International Society of Political Psychology

Conference Abstracts

Self-Subjugation among Women: How the Need to Justify the System Increases Women’s (but not Men’s) S

Rachel M. Calogero, Virginia Wesleyan College

Conference: ISPP 2011
Research Area: Social inequality and social change

In the present research, we investigate the possibility that self-objectification might be activated by broader environmental antecedents that convey information about culturally prescribed gender roles and behaviors––without focusing on appearance. Incidental exposure to sexist cues was employed in three experiments to investigate its effect on self-objectification in women and men. Consistent with system justification theory, exposure to benevolent and complementary forms of sexism, but not hostile or no sexism, increased state self-objectification, self-surveillance, and body shame among women but not men in Experiment 1 and 2. In addition, we found that women planned more future behaviors pertaining to appearance management than did men following exposure to benevolent sexism only; and this effect was mediated by self-surveillance and body shame.
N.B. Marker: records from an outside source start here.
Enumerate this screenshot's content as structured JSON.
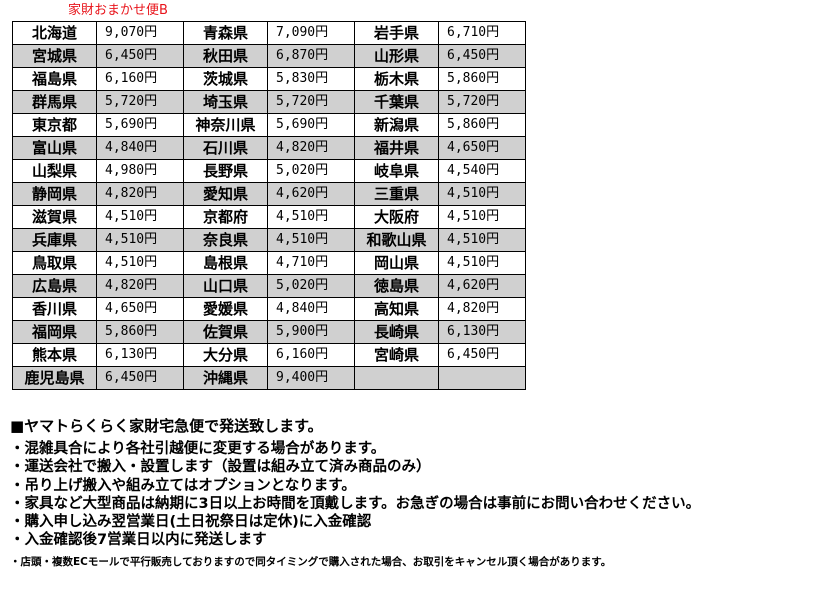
{
  "title": "家財おまかせ便B",
  "rows": [
    [
      [
        "北海道",
        "9,070円"
      ],
      [
        "青森県",
        "7,090円"
      ],
      [
        "岩手県",
        "6,710円"
      ]
    ],
    [
      [
        "宮城県",
        "6,450円"
      ],
      [
        "秋田県",
        "6,870円"
      ],
      [
        "山形県",
        "6,450円"
      ]
    ],
    [
      [
        "福島県",
        "6,160円"
      ],
      [
        "茨城県",
        "5,830円"
      ],
      [
        "栃木県",
        "5,860円"
      ]
    ],
    [
      [
        "群馬県",
        "5,720円"
      ],
      [
        "埼玉県",
        "5,720円"
      ],
      [
        "千葉県",
        "5,720円"
      ]
    ],
    [
      [
        "東京都",
        "5,690円"
      ],
      [
        "神奈川県",
        "5,690円"
      ],
      [
        "新潟県",
        "5,860円"
      ]
    ],
    [
      [
        "富山県",
        "4,840円"
      ],
      [
        "石川県",
        "4,820円"
      ],
      [
        "福井県",
        "4,650円"
      ]
    ],
    [
      [
        "山梨県",
        "4,980円"
      ],
      [
        "長野県",
        "5,020円"
      ],
      [
        "岐阜県",
        "4,540円"
      ]
    ],
    [
      [
        "静岡県",
        "4,820円"
      ],
      [
        "愛知県",
        "4,620円"
      ],
      [
        "三重県",
        "4,510円"
      ]
    ],
    [
      [
        "滋賀県",
        "4,510円"
      ],
      [
        "京都府",
        "4,510円"
      ],
      [
        "大阪府",
        "4,510円"
      ]
    ],
    [
      [
        "兵庫県",
        "4,510円"
      ],
      [
        "奈良県",
        "4,510円"
      ],
      [
        "和歌山県",
        "4,510円"
      ]
    ],
    [
      [
        "鳥取県",
        "4,510円"
      ],
      [
        "島根県",
        "4,710円"
      ],
      [
        "岡山県",
        "4,510円"
      ]
    ],
    [
      [
        "広島県",
        "4,820円"
      ],
      [
        "山口県",
        "5,020円"
      ],
      [
        "徳島県",
        "4,620円"
      ]
    ],
    [
      [
        "香川県",
        "4,650円"
      ],
      [
        "愛媛県",
        "4,840円"
      ],
      [
        "高知県",
        "4,820円"
      ]
    ],
    [
      [
        "福岡県",
        "5,860円"
      ],
      [
        "佐賀県",
        "5,900円"
      ],
      [
        "長崎県",
        "6,130円"
      ]
    ],
    [
      [
        "熊本県",
        "6,130円"
      ],
      [
        "大分県",
        "6,160円"
      ],
      [
        "宮崎県",
        "6,450円"
      ]
    ],
    [
      [
        "鹿児島県",
        "6,450円"
      ],
      [
        "沖縄県",
        "9,400円"
      ],
      [
        "",
        ""
      ]
    ]
  ],
  "notes": {
    "heading": "■ヤマトらくらく家財宅急便で発送致します。",
    "lines": [
      "・混雑具合により各社引越便に変更する場合があります。",
      "・運送会社で搬入・設置します（設置は組み立て済み商品のみ）",
      "・吊り上げ搬入や組み立てはオプションとなります。",
      "・家具など大型商品は納期に3日以上お時間を頂戴します。お急ぎの場合は事前にお問い合わせください。",
      "・購入申し込み翌営業日(土日祝祭日は定休)に入金確認",
      "・入金確認後7営業日以内に発送します"
    ],
    "small": "・店頭・複数ECモールで平行販売しておりますので同タイミングで購入された場合、お取引をキャンセル頂く場合があります。"
  }
}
Experiment 3 revealed that the need to avoid closure may afford women some protection against self-objectification in the context of sexist ideology. Together, these findings suggest that self-objectification is actually situated within a more extensive ideological network that justifies and maintains gender inequality by encouraging women’s active participation in upholding the prevailing social norms that perpetuate their disadvantaged status.